State policy heterogeneity analyses: considerations and proposals
State-level policy studies often conduct heterogeneity analyses that quantify how treatment effects vary across state characteristics. These analyses may be used to inform state-specific policy decisions, or to infer how the effect of a policy changes in combination with other state characteristics. However, in state-level settings with varied contexts and policy landscapes, multiple versions of similar policies, and differential policy implementation, the causal quantities targeted by these analyses may not align with the inferential goals. This paper clarifies these issues by distinguishing several causal estimands relevant to heterogeneity analyses in state-policy settings, including state-specific treatment effects (ITE), conditional average treatment effects (CATE), and controlled direct effects (CDE). We argue that the CATE is often the easiest to identify and estimate, but may not be the most policy relevant target of inference. Moreover, the widespread practice of coarsening distinct policies or implementations into a single indicator further complicates the interpretation of these analyses. Motivated by these limitations, we propose bounding ITEs as an alternative inferential goal, yielding ranges for each state’s policy effect under explicit assumptions that quantify deviations from the ideal identifying conditions. These bounds target a well-defined and policy-relevant quantity, the effect for specific states. We develop this approach within a difference-in-differences framework and discuss how sensitivity parameters may be informed using pre-treatment data. Through simulations we demonstrate that bounding state-specific effects can more reliably determine the sign of the ITEs than CATE estimates. We then illustrate this method to examine the effect of the Affordable Care Act Medicaid expansion on high-volume buprenorphine prescribing.
💡 Research Summary
The paper addresses a pervasive problem in state‑level policy evaluation: heterogeneity analyses that are routinely performed by regressing outcomes on policy indicators and their interactions with observed state characteristics often fail to answer the causal questions policymakers care about. The authors first catalogue five broad sources of effect heterogeneity—variation in population composition, contextual factors, co‑occurring policies, policy grouping (or “coarsening”), and differences in implementation—and argue that standard regression‑based heterogeneity studies conflate these sources, yielding merely associative statements rather than causal ones.
To clarify the causal targets, three estimands are formally defined: (1) the state‑specific treatment effect (ITE), the effect of a well‑specified policy version in a particular state; (2) the conditional average treatment effect (CATE), the average effect among states sharing a given covariate value; and (3) the controlled direct effect (CDE), the effect when a covariate is held fixed. The ITE is the most policy‑relevant but also the hardest to identify because real‑world policies are rarely a single, uniform intervention; they exist in multiple versions and are implemented with varying intensity.
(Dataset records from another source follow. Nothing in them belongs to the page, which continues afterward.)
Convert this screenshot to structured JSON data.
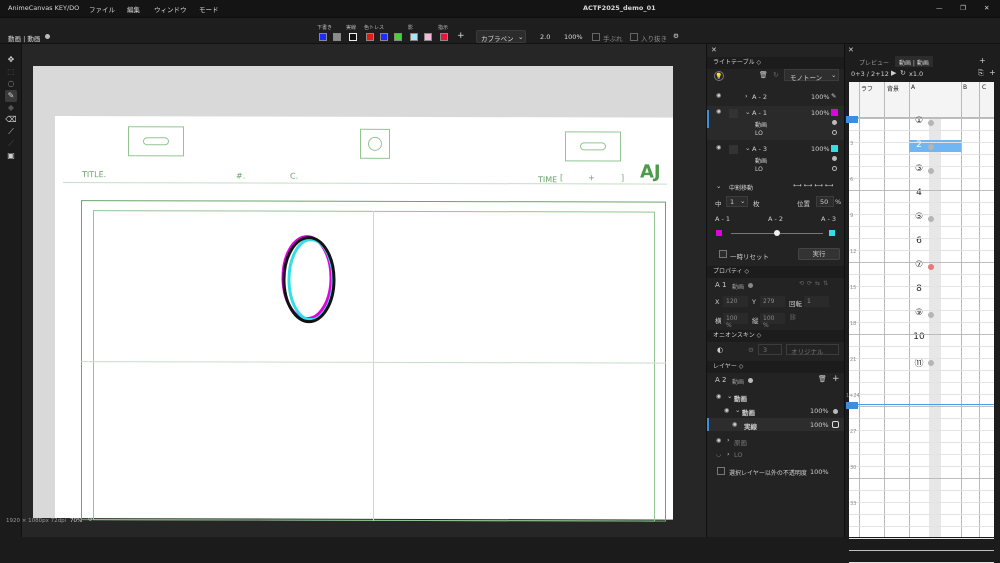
{
  "app": {
    "name": "AnimeCanvas KEY/DO",
    "menus": [
      "ファイル",
      "編集",
      "ウィンドウ",
      "モード"
    ],
    "doc_title": "ACTF2025_demo_01"
  },
  "toolbar": {
    "layer_name": "動画 | 動画",
    "swatch_labels": [
      "下書き",
      "実線",
      "色トレス",
      "影",
      "指示"
    ],
    "swatch_colors": [
      "#1a2cff",
      "#8c8c8c",
      "#111111",
      "#e21a1a",
      "#1a2cff",
      "#3ad63a",
      "#a9e6f5",
      "#f7b7d6",
      "#e21a3a"
    ],
    "add": "+",
    "pen": "カブラペン",
    "size": "2.0",
    "opacity": "100%",
    "stabilizer": "手ぶれ",
    "taper": "入り抜き"
  },
  "paper": {
    "title": "TITLE.",
    "num": "#.",
    "cut": "C.",
    "time": "TIME",
    "time_bracket_open": "[",
    "time_plus": "+",
    "time_bracket_close": "]",
    "logo_text": "AJ"
  },
  "canvas_info": {
    "size": "1920 × 1080px 72dpi",
    "zoom": "70%"
  },
  "light_table": {
    "title": "ライトテーブル",
    "mode": "モノトーン",
    "items": [
      {
        "name": "A - 2",
        "opacity": "100%"
      },
      {
        "name": "A - 1",
        "opacity": "100%",
        "sub1": "動画",
        "sub2": "LO",
        "color": "#e000e0"
      },
      {
        "name": "A - 3",
        "opacity": "100%",
        "sub1": "動画",
        "sub2": "LO",
        "color": "#33dfe6"
      }
    ],
    "inbetween": {
      "title": "中割移動",
      "mode": "中",
      "count": "1",
      "unit": "枚",
      "pos_label": "位置",
      "pos_value": "50",
      "pos_unit": "%",
      "left": "A - 1",
      "mid": "A - 2",
      "right": "A - 3",
      "slider": 0.5
    },
    "reset": "一時リセット",
    "execute": "実行"
  },
  "properties": {
    "title": "プロパティ",
    "layer": "A 1",
    "layer_type": "動画",
    "x_label": "X",
    "x_value": "120",
    "y_label": "Y",
    "y_value": "279",
    "rot_label": "回転",
    "rot_value": "1",
    "w_label": "横",
    "w_value": "100 %",
    "h_label": "縦",
    "h_value": "100 %"
  },
  "onion": {
    "title": "オニオンスキン",
    "count": "3",
    "mode": "オリジナル"
  },
  "layers": {
    "title": "レイヤー",
    "current": "A 2",
    "current_type": "動画",
    "items": [
      {
        "name": "動画",
        "opacity": ""
      },
      {
        "name": "動画",
        "opacity": "100%"
      },
      {
        "name": "実線",
        "opacity": "100%"
      },
      {
        "name": "原画",
        "opacity": ""
      },
      {
        "name": "LO",
        "opacity": ""
      }
    ],
    "footer": "選択レイヤー以外の不透明度",
    "footer_value": "100%"
  },
  "timesheet": {
    "tabs": [
      "プレビュー",
      "動画 | 動画"
    ],
    "frame": "0+3 / 2+12",
    "speed": "x1.0",
    "columns": [
      "ラフ",
      "背景",
      "A",
      "B",
      "C"
    ],
    "numbers": [
      "①",
      "2",
      "③",
      "4",
      "⑤",
      "6",
      "⑦",
      "8",
      "⑨",
      "10",
      "⑪"
    ],
    "left_numbers": [
      "3",
      "6",
      "9",
      "12",
      "15",
      "18",
      "21",
      "1+24",
      "27",
      "30",
      "33"
    ]
  }
}
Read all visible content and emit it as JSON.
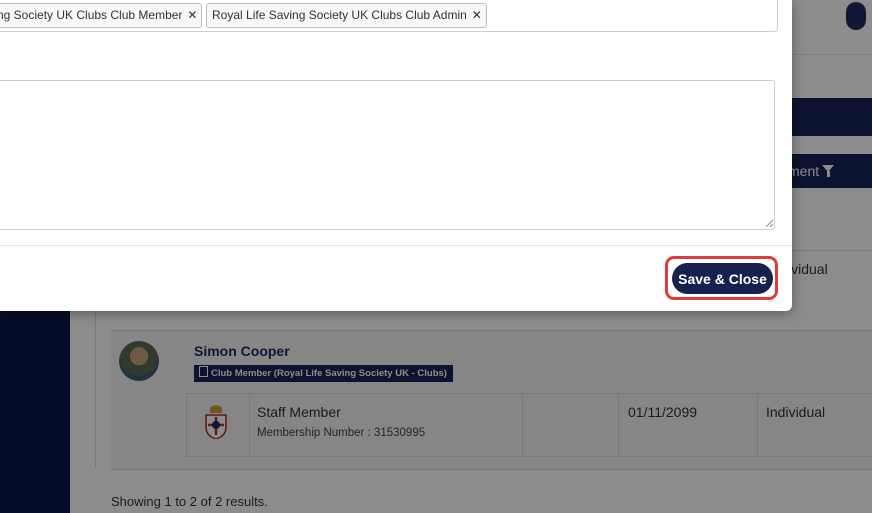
{
  "modal": {
    "tags": [
      {
        "label": "ng Society UK Clubs Club Member"
      },
      {
        "label": "Royal Life Saving Society UK Clubs Club Admin"
      }
    ],
    "tag_remove_glyph": "✕",
    "notes_value": "",
    "save_close_label": "Save & Close"
  },
  "background": {
    "column_header_label": "ment",
    "row1_type": "ividual",
    "member": {
      "name": "Simon Cooper",
      "badge": "Club Member (Royal Life Saving Society UK - Clubs)",
      "membership_title": "Staff Member",
      "membership_number": "Membership Number : 31530995",
      "date": "01/11/2099",
      "type": "Individual"
    },
    "results_text": "Showing 1 to 2 of 2 results."
  },
  "colors": {
    "navy": "#15235a",
    "button": "#16214d",
    "highlight": "#e03a3a"
  }
}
CATE is easier to estimate under standard identification assumptions but does not directly answer “what would happen in this state if the policy were adopted.” CDE further abstracts away from realistic implementation by fixing covariates that may themselves be policy levers.
A key insight is that the common practice of collapsing distinct policy versions into a single binary indicator (treatment coarsening) obscures the very distinctions that generate heterogeneity, making any regression‑based interaction term difficult to interpret causally.
In response, the authors propose bounding the ITE rather than point‑estimating it. Within a difference‑in‑differences (DiD) framework, they introduce sensitivity parameters that capture deviations from the ideal parallel‑trends assumption, such as pre‑treatment trend differences, staggered adoption timing, and unobserved implementation intensity. These parameters can be calibrated using pre‑policy outcome data, yielding upper and lower bounds for each state’s treatment effect under explicit, transparent assumptions.
Simulation studies compare traditional CATE estimates to the proposed ITE bounds. The results show that CATE point estimates often mis‑identify the sign of the true effect, especially when heterogeneity stems from unobserved implementation differences. By contrast, the bounded approach correctly identifies the sign in a far larger proportion of simulations and provides informative intervals that shrink as the sensitivity parameters become tighter.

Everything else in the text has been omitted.